Robert Flemyng (“Funny Face”) plays the sneering family solicitor who isn’t shy about his suspicions. Veteran character player Robert Stainton (“The Ladykillers,” “Moby Dick”) plays a cynical old chum of Teddy’s. And Kay Walsh (“Oliver Twist,””Stage Fright”) plays a new neighbor who enters the picture.
But Bogarde is riveting as Teddy, a pitiless killer who lets us see the wheels turn and gives us a hint of the sick mind that works this way. The performance suggests that Green was tapping into that 1950s and ’60s “type,” the homicidal homosexual, in this character. Just a few years later she’d write the first mainstream British film on gay rights, “Victim.”
Green’s play gives us women as victims, ditzes, and characters with agency and cunning of their own, which makes “Cast a Dark Shadow” stand out for its era, setting up a sexy and sinister villain in a battle of wits with women he underestimates.
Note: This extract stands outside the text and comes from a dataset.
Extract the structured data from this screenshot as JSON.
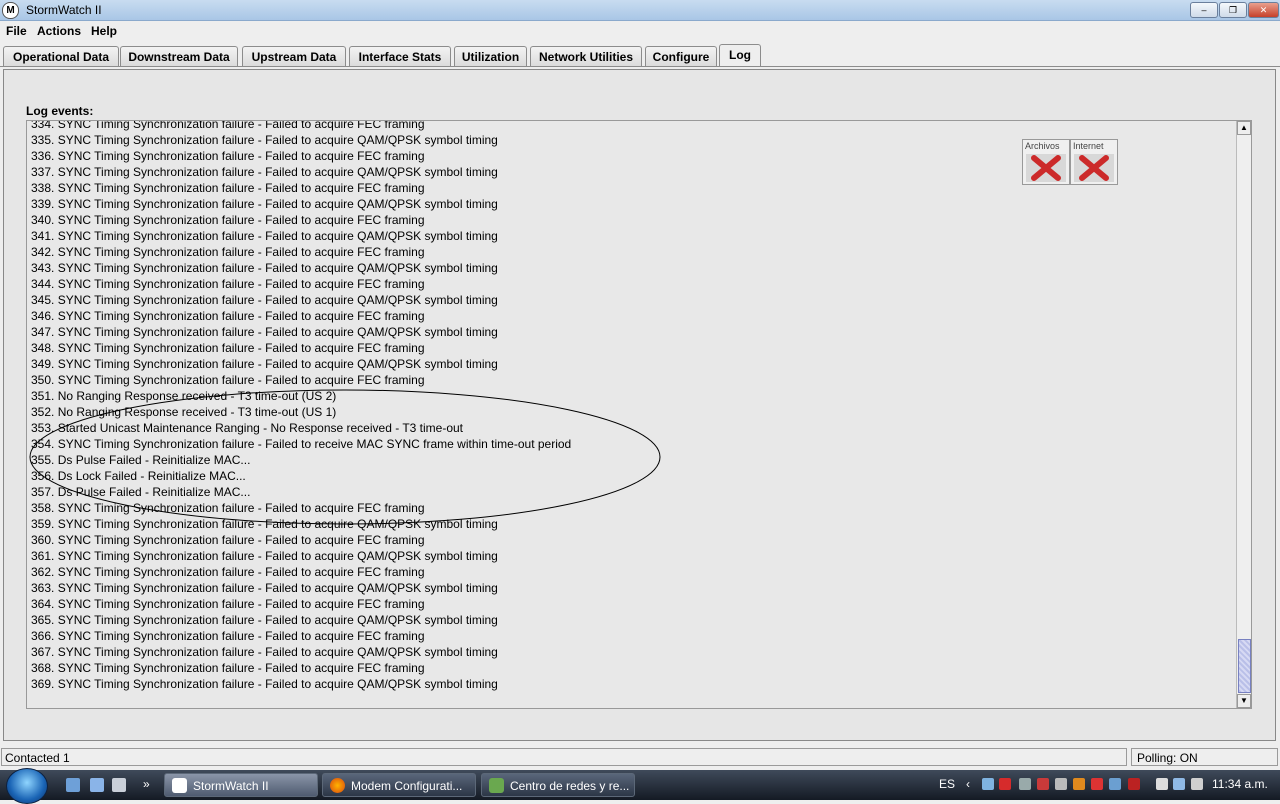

Sure, it’s old-fashioned and melodramatic. But “Cast a Dark Shadow” wastes no character, no scene and no screen time in its dash from the earliest plotting to the dastardly undoings, a thriller worthy of (lesser) Hitchcock but directed with plenty of panache by the filmmaker who gave us “You Only Live Twice,””Alfie” and “Educating Rita.”
Rating: Approved
Cast: Dirk Bogarde, Margaret Lockwood, Kay Walsh, Mona Washbourne, Robert Flemyng and Kathleen Harrison
Credits: Directed by Lewis Gilbert, scripted by John Cresswell, based on a play by Janet Green. A Cohen Media release on Tubi, Amazon etc.